• A Prefeitura de São Sebastião, por meio da Secretaria do Meio Ambiente (SEMAM), Departamento de Pesca, Agricultura e Abastecimento participou nesta quarta-feira (16) de uma roda de conversa sob o tema ‘Da Malacocultura à Algicultura’.

    O evento foi realizado com produtores de mexilhão, algicultores, pesquisadores do Instituto de Pesca do Estado de São Paulo e associações representativas da categoria, como a dos maricultores e pescadores da Rancho da Associação dos Pescadores e Maricultores da Praia Cocanha (MAPEC) de Caraguatatuba, onde ocorreu a reunião. Estiveram presentes, também, a Associação de Maricultores do Estado de São Paulo (AMESP) e Tatiana da Gama Cunha, Presidente da Associação de Maricultores do Sul da Ilha de Santa Catarina (AMASI).

    O principal objetivo do evento, foi a troca de experiências, desafios para o setor, e principalmente, apresentação das vivências dos produtores da Associação de Maricultores do Sul da Ilha de Santa Catarina, incluindo suas parcerias com setor público e privado, e as principais diferenças das técnicas utilizadas na produção de algas, entre o Sudeste, Litoral Norte de São Paulo e o Sul do Brasil, Estado de Santa Catarina.

    Produtores e delegados das associações ressaltaram que a algicultura apresenta uma tendência de crescimento no Litoral Norte, devido às condições da costa marítima e facilidades no manejo dos cultivos.

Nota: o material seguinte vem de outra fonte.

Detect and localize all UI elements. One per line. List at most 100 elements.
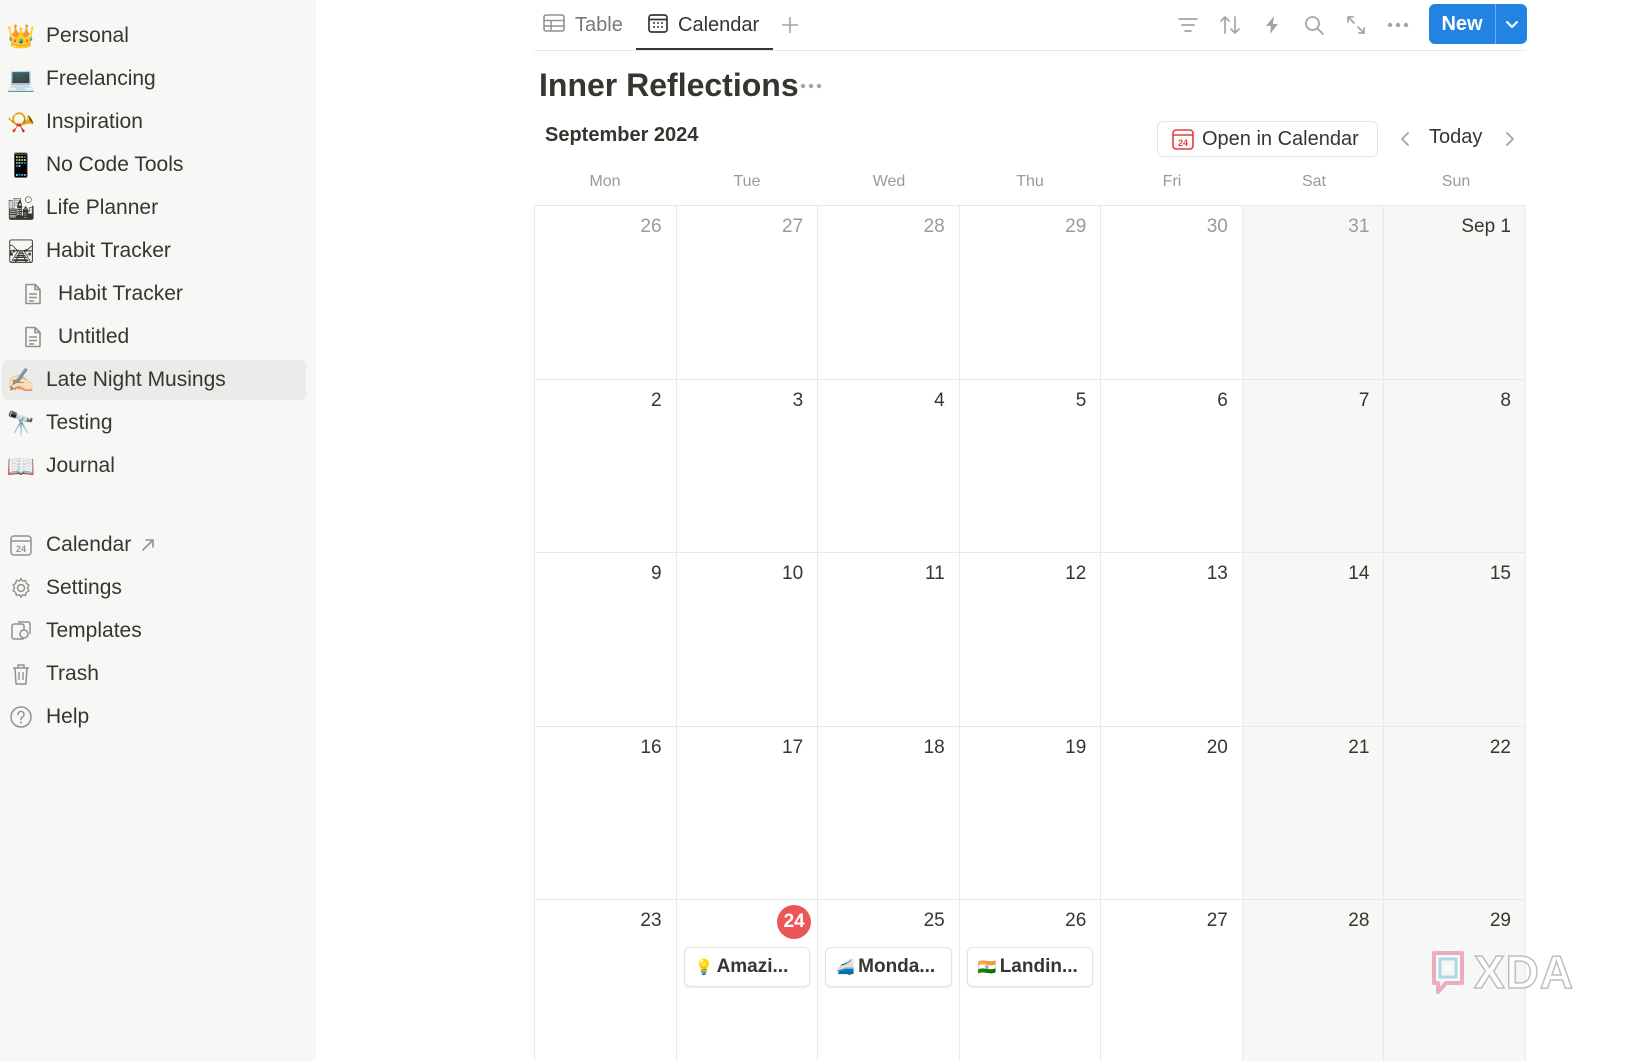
- calendar-day-cell[interactable]: 4: [818, 379, 960, 553]
- calendar-day-cell[interactable]: 2: [535, 379, 677, 553]
- sidebar-item-untitled[interactable]: Untitled: [14, 317, 306, 357]
- day-number: 29: [1065, 216, 1087, 237]
- calendar-day-cell[interactable]: 22: [1384, 726, 1526, 900]
- calendar-day-cell[interactable]: 14: [1242, 553, 1385, 727]
- day-number: 27: [1206, 910, 1228, 931]
- sidebar-item-no-code-tools[interactable]: 📱 No Code Tools: [2, 145, 306, 185]
- day-number: 26: [1065, 910, 1087, 931]
- day-number: 26: [640, 216, 662, 237]
- calendar-icon: [648, 13, 668, 38]
- calendar-day-cell[interactable]: 28: [818, 206, 960, 380]
- plus-icon: [782, 17, 798, 33]
- xda-logo-icon: [1432, 951, 1464, 994]
- calendar-day-cell[interactable]: 29: [959, 206, 1102, 380]
- sidebar-trash[interactable]: Trash: [2, 654, 306, 694]
- calendar-day-cell[interactable]: 26 🇮🇳 Landin...: [959, 900, 1102, 1061]
- calendar-day-cell[interactable]: 23: [535, 900, 677, 1061]
- sidebar-settings[interactable]: Settings: [2, 568, 306, 608]
- calendar-day-cell-today[interactable]: 24 💡 Amazi...: [676, 900, 819, 1061]
- chevron-down-icon: [1505, 20, 1518, 28]
- sidebar-help[interactable]: Help: [2, 697, 306, 737]
- calendar-day-cell[interactable]: 20: [1101, 726, 1243, 900]
- new-button[interactable]: New: [1429, 4, 1495, 44]
- day-number: 20: [1206, 736, 1228, 758]
- calendar-day-cell[interactable]: 27: [676, 206, 819, 380]
- sidebar-footer-label: Templates: [46, 619, 142, 642]
- calendar-day-cell[interactable]: 5: [959, 379, 1102, 553]
- event-card[interactable]: 🚄 Monda...: [825, 947, 952, 987]
- title-more-button[interactable]: [796, 74, 826, 98]
- previous-month-button[interactable]: [1392, 124, 1418, 154]
- calendar-day-cell[interactable]: 7: [1242, 379, 1385, 553]
- calendar-grid: 26 27 28 29 30 31 Sep 1 2 3 4 5 6 7 8 9 …: [534, 205, 1526, 1061]
- calendar-day-cell[interactable]: 12: [959, 553, 1102, 727]
- filter-icon: [1178, 18, 1198, 32]
- calendar-app-icon-date: 24: [1178, 138, 1188, 148]
- sidebar-item-personal[interactable]: 👑 Personal: [2, 16, 306, 56]
- calendar-day-cell[interactable]: 28: [1242, 900, 1385, 1061]
- sidebar-item-life-planner[interactable]: 🏙 Life Planner: [2, 188, 306, 228]
- sidebar-item-inspiration[interactable]: 📯 Inspiration: [2, 102, 306, 142]
- calendar-day-cell[interactable]: 31: [1242, 206, 1385, 380]
- weekday-header: Tue: [733, 173, 761, 190]
- next-month-button[interactable]: [1497, 124, 1523, 154]
- sort-button[interactable]: [1214, 9, 1246, 41]
- calendar-day-cell[interactable]: 21: [1242, 726, 1385, 900]
- weekday-header: Sun: [1441, 173, 1471, 190]
- expand-button[interactable]: [1340, 9, 1372, 41]
- calendar-day-cell[interactable]: 18: [818, 726, 960, 900]
- calendar-day-cell[interactable]: 6: [1101, 379, 1243, 553]
- calendar-day-cell[interactable]: 16: [535, 726, 677, 900]
- tab-table[interactable]: Table: [543, 6, 623, 44]
- calendar-day-cell[interactable]: 25 🚄 Monda...: [818, 900, 960, 1061]
- calendar-day-cell[interactable]: 17: [676, 726, 819, 900]
- filter-button[interactable]: [1172, 9, 1204, 41]
- day-number: 28: [923, 216, 945, 237]
- calendar-day-cell[interactable]: 26: [535, 206, 677, 380]
- day-number: 15: [1489, 563, 1511, 584]
- more-options-button[interactable]: [1382, 9, 1414, 41]
- sidebar-item-label: No Code Tools: [46, 153, 184, 176]
- sidebar-item-habit-tracker[interactable]: 🛤 Habit Tracker: [2, 231, 306, 271]
- expand-icon: [1347, 16, 1365, 34]
- calendar-day-cell[interactable]: Sep 1: [1384, 206, 1526, 380]
- tab-calendar[interactable]: Calendar: [648, 6, 759, 44]
- add-view-button[interactable]: [774, 9, 806, 41]
- sidebar-item-label: Life Planner: [46, 196, 159, 219]
- automation-button[interactable]: [1256, 9, 1288, 41]
- weekday-header: Mon: [589, 173, 621, 190]
- open-in-calendar-button[interactable]: 24 Open in Calendar: [1157, 121, 1378, 157]
- search-button[interactable]: [1298, 9, 1330, 41]
- sidebar-item-habit-tracker-page[interactable]: Habit Tracker: [14, 274, 306, 314]
- calendar-day-cell[interactable]: 10: [676, 553, 819, 727]
- today-button[interactable]: Today: [1429, 126, 1482, 149]
- event-card[interactable]: 🇮🇳 Landin...: [966, 947, 1094, 987]
- calendar-day-cell[interactable]: 30: [1101, 206, 1243, 380]
- new-dropdown-button[interactable]: [1496, 4, 1527, 44]
- calendar-day-cell[interactable]: 13: [1101, 553, 1243, 727]
- calendar-day-cell[interactable]: 19: [959, 726, 1102, 900]
- weekday-header: Wed: [872, 173, 906, 190]
- calendar-day-cell[interactable]: 3: [676, 379, 819, 553]
- sidebar-item-label: Journal: [46, 454, 115, 477]
- gear-icon: [4, 571, 38, 605]
- sidebar-item-journal[interactable]: 📖 Journal: [2, 446, 306, 486]
- sidebar-item-late-night-musings[interactable]: ✍🏻 Late Night Musings: [2, 360, 306, 400]
- sidebar-calendar-link[interactable]: 24 Calendar: [2, 525, 306, 565]
- day-number: 17: [782, 736, 804, 758]
- calendar-day-cell[interactable]: 11: [818, 553, 960, 727]
- calendar-day-cell[interactable]: 15: [1384, 553, 1526, 727]
- calendar-day-cell[interactable]: 8: [1384, 379, 1526, 553]
- writing-hand-icon: ✍🏻: [6, 367, 36, 393]
- event-title: Amazi...: [716, 956, 789, 977]
- sidebar-item-testing[interactable]: 🔭 Testing: [2, 403, 306, 443]
- tab-label: Calendar: [678, 13, 760, 36]
- sidebar-item-freelancing[interactable]: 💻 Freelancing: [2, 59, 306, 99]
- trash-icon: [4, 657, 38, 691]
- city-icon: 🏙: [6, 195, 36, 221]
- calendar-day-cell[interactable]: 27: [1101, 900, 1243, 1061]
- sidebar-templates[interactable]: Templates: [2, 611, 306, 651]
- day-number: 3: [792, 389, 804, 411]
- calendar-day-cell[interactable]: 9: [535, 553, 677, 727]
- event-card[interactable]: 💡 Amazi...: [683, 947, 811, 987]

Já os representantes do projeto “Mar é Cultura” da AMESP falaram sobre o andamento de algumas etapas do projeto no Litoral Norte, como auxílio na retirada de documentação, parcerias com o setor público e futuros cursos.

    Durante a conversa foi lembrado que o cultivo de algas no Litoral Norte ficou proibido na Área de Proteção Ambiental Marinha do Litoral Norte (APAMLN), entre outubro de 2008, quando foi criada a APAMLN, até a publicação do seu Plano de Manejo, em junho de 2022.

    Representantes do Departamento de Pesca da Prefeitura de São Sebastião ressaltaram os esforços do governo municipal para auxiliar os produtores de pequena escala do município, realizando, por exemplo, o recém estudo protocolado no Ministério da Agricultura, Pecuária e Abastecimento (MAPA), Governo Federal para implantação de parque aquícola que inclui treinamento em manipulação de pescado, curso do Turismo de Base Comunitária (TBC), em parceria com Serviço Nacional de Aprendizagem Comercial (SENAC), e curso de aquaviários com a Marinha do Brasil.